When I took undergraduate physics, my professor HEAVILY criticized the Niels Bohr model in quantum mechanics. We spent about five minutes on it just to make fun of how bad it was. It is a chapter in history.

Doron Zeilberger's point (and I will be the first to admit that he is often over the top / needlessly provocative in making his points) is that axiomatic set theory occupies a similar position today in mathematics: a mostly defunct, historical relic, that has been made obsolete by computers (for calculation), as well as category theory (for ergonomics).
2018-03-11, 10:31 PM #398
Originally posted by Reid:
http://sites.math.rutgers.edu/~zeilberg/fb68.html

Also, lol at this reply to that finitist rant.

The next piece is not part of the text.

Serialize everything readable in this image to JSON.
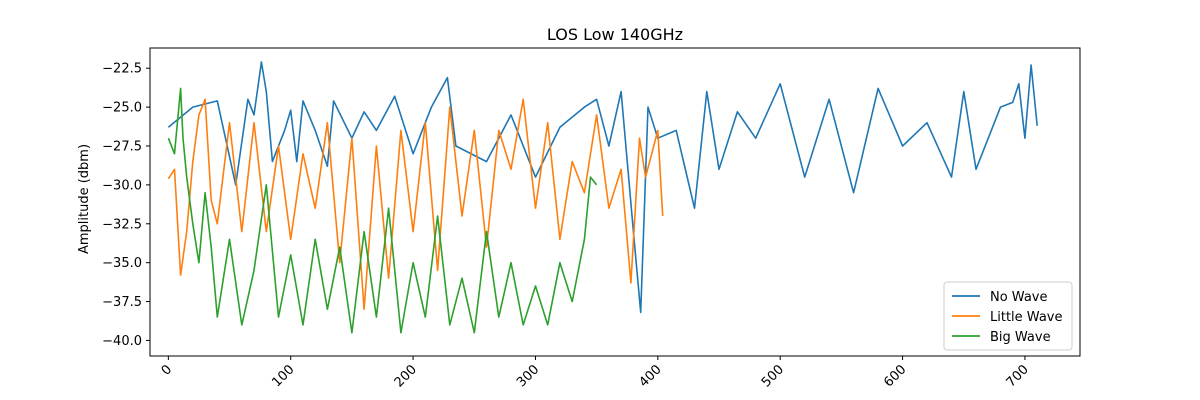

I feel that Dana Scott's (excellent) reply both moderates and informs Zeilberger's point: Scott merely points out that such pathologies have been present in axiomatic set theory for a long time now!
2018-03-11, 10:37 PM #399
I do find your analogy between models in physics and mathematical theories to be quite apt.

However, physics has experiment to act as final arbiter of the quality of a physical model. What the heck is the final arbiter of an axiom system in mathematics? Intuition? Consistency? Axiomatic set theory smells like a bad mixture of both of those things (with intuition playing a larger role perhaps in the early days of set theory, such as Hilbert's "Platonist" belief in infinity mentioned by Zeilberger).
2018-03-11, 10:40 PM #400
That all said, from what I understand, the independence proofs of Paul Cohen, which introduced the method of forcing, are beautiful and interesting results unto themselves, which opened up entirely new avenues of mathematics within set theory, and perhaps proved to be more interesting than some of the things that the original set theorists thought were so important. (Of course, this is all rather heady stuff and I don't understand any of it, so don't take my word for it.)

Of course, Zeilberger even likes it. But he thinks it's all just "combinatorics" in the end, and doesn't give a hoot about its interpretation.